Sir David Amess was my best and oldest friend in politics. Everything I ever learned about how to be a constituency MP, I learnt from him. He sponsored me for the candidates list and mentored me when I arrived in this place.

Without David I would never have become a MP. So, some might argue he has much to answer for!

But David is now our fallen comrade. He was a devoted and loving family man, and our deepest sympathies are with his widow Lady Julia and his five children, who produced the most amazingly courageous statement, the essence of which was that “love must conquer hate”. He was also the best potential Father of the House we will now never have.

He had a zest for life, a joie de vivre, for him the glass was never half empty but rather three quarters full. He was a doughty champion for Basildon and then for Southend. But you never knew what he was going to do next! That Essex “cheeky chappie” smile, that impish Amess grin, always with a hint of gentle mischief. 

He was the best potential Father of the House we will now never have

But he did have a serious side too, In the last few years David had become increasingly concerned about what he called the “toxic” environment in which MPs, particularly female MPs, were having to operate. He was appalled by the vile, misogynistic abuse which female MPs had to endure online and he told me, very recently, that he really wanted something done about it.

So, as I argued during my recent speech in the tribute to him in the House, we should now put “David’s Law” on the statute book. The essence of this proposed legislation would be that while people in public life must remain open to legitimate criticism, they can longer be vilified and their families subject to the most horrendous abuse, especially from people who hide behind a cloak of anonymity to do so.

Unfortunately, virtually every MP can now attest to having received vile forms of abuse on social media in recent years; be that threats against them or their families, their homes or their offices or even their staff, all of which is completely unacceptable.
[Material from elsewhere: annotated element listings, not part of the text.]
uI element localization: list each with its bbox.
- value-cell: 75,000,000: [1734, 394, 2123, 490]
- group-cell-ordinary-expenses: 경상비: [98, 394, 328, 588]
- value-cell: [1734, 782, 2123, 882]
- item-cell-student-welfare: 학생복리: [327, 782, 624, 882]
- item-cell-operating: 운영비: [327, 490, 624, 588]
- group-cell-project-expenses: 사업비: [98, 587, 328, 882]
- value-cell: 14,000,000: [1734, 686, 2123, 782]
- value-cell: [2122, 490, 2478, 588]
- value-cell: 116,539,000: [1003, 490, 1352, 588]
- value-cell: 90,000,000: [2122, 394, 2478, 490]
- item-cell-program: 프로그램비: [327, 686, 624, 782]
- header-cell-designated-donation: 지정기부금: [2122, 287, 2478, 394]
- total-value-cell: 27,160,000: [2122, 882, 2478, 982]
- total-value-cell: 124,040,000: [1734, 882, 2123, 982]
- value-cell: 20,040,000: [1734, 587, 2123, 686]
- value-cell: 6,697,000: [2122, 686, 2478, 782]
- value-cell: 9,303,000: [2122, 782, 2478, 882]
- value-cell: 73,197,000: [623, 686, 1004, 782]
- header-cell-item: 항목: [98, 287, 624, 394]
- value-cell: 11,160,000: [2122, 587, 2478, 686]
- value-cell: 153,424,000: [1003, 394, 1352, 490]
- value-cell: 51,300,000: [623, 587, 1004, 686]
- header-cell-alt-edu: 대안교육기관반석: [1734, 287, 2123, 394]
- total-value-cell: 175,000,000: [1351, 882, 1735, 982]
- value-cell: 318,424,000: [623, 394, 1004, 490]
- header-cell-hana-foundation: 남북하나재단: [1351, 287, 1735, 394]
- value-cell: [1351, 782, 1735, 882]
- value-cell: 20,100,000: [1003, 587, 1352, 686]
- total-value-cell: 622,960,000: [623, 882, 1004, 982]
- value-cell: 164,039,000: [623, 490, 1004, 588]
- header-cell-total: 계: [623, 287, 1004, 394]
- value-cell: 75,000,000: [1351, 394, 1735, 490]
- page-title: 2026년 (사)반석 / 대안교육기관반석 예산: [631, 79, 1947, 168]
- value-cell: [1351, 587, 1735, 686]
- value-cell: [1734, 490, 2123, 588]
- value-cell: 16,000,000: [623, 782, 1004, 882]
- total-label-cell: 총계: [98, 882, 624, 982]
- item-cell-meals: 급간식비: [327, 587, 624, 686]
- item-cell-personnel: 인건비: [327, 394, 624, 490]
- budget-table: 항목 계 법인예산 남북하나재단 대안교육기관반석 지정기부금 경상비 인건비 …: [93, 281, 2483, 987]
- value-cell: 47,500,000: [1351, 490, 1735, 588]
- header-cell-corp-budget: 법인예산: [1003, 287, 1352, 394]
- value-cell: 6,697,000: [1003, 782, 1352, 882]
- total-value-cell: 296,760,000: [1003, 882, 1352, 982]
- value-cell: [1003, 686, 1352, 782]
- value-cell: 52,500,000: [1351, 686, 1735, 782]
The forthcoming Online Safety Bill, which has already received considerable pre-legislative scrutiny and which is now likely to come to the House in the New Year, presents a perfect opportunity to tighten online governance, not to stifle legitimate criticism of elected officials but to compel the social media companies to resolutely deal with instigators of vicious abuse, for the benefit of all the people in public life – and their families.

In short, I am absolutely determined that Sir David will not have died in vain. 

 

Mark Francois is the Conservative MP for Rayleigh and Wickford.